Sente que o que pulsa e corre por seu corpo não é apenas sangue?
Encare o espelho e os veja do jeito que eles te vêem
Uma criança
Perca o controle, só uma vez...
Preciso escutar seus gritos para dormir bem à noite
Não os deixe perseguirem-me
Quando todos eles desabam — em pleno vôo
Você a única que pode salvá-los
A única criança que pode salvá-los
Por favor, perca o controle
Mostre que uma Mona Lisa nunca perde o sorriso
Perca o controle, Só uma vez...”
Dean
Uma vez mais nos encontrávamos ali: o Paraíso. Porém, desta vez, não havíamos morrido (pelo menos, não ainda).
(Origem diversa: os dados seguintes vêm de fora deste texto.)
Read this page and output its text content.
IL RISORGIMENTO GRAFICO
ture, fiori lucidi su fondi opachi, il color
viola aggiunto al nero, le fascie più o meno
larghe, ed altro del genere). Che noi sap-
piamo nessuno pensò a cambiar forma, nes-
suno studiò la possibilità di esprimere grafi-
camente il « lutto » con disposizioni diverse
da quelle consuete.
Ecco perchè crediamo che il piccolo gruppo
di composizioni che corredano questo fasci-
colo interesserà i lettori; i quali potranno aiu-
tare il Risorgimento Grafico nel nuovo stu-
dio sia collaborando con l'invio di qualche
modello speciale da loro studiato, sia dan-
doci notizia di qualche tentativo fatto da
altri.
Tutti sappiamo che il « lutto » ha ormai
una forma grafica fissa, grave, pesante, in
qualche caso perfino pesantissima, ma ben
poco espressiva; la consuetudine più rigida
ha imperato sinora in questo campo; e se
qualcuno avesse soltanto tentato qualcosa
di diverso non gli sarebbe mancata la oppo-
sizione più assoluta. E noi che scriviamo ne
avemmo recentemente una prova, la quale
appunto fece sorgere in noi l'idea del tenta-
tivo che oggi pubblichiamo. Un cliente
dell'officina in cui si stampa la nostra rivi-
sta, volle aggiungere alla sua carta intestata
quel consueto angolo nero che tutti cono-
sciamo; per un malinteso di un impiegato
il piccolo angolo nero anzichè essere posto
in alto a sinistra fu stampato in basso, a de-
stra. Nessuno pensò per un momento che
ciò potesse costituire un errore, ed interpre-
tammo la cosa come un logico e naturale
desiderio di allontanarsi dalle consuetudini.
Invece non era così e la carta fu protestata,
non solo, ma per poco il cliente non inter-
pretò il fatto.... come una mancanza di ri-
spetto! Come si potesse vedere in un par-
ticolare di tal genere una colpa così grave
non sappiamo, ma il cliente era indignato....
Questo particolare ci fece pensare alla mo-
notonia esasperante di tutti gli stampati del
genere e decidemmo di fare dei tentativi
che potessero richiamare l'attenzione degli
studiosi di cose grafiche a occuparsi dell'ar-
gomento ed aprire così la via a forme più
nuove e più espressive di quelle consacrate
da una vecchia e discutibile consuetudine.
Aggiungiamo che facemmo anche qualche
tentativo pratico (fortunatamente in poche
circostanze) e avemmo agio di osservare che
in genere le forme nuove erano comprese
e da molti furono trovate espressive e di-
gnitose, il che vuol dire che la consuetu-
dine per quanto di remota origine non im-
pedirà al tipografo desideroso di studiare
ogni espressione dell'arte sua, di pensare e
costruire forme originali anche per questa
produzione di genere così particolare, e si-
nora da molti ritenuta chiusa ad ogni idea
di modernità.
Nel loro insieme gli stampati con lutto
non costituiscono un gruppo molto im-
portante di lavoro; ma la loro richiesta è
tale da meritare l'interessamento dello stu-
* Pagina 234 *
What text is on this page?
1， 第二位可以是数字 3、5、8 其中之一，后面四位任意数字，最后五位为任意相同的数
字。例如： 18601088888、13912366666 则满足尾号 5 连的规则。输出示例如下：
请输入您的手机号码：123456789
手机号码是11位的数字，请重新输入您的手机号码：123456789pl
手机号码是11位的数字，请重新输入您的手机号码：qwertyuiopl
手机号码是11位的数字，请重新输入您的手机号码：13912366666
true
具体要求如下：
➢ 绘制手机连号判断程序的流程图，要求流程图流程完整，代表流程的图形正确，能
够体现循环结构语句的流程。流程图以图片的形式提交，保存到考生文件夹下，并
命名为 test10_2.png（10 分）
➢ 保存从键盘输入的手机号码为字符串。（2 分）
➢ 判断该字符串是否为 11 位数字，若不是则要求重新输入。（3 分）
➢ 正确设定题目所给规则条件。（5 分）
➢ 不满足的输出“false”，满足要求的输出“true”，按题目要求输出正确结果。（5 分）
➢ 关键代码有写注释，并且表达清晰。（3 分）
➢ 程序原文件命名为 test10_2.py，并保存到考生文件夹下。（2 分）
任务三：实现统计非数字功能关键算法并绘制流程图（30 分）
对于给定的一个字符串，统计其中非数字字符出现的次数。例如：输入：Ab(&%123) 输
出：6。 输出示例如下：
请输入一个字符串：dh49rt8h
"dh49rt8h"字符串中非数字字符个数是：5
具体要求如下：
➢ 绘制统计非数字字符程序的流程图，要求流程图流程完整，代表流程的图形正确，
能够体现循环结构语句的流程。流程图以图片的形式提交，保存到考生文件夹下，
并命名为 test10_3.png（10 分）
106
Diferente do que estava esperando, aquele era um cenário um tanto quanto peculiar: céu azul, grama verde, flores, e... uma pipa? Mas quem, em sã consciência, escolhe passar a eternidade brincando com um pedaço de papel colorido?!
— Nunca pensei que um dia iria vir parar aqui... De novo. — Murmurei mais para mim mesmo do que para os demais presentes. Nunca achei que merecia ser salvo: sou um assassino; gente como eu não tem paz: jamais. Porque, uma vez caçador, sempre caçador.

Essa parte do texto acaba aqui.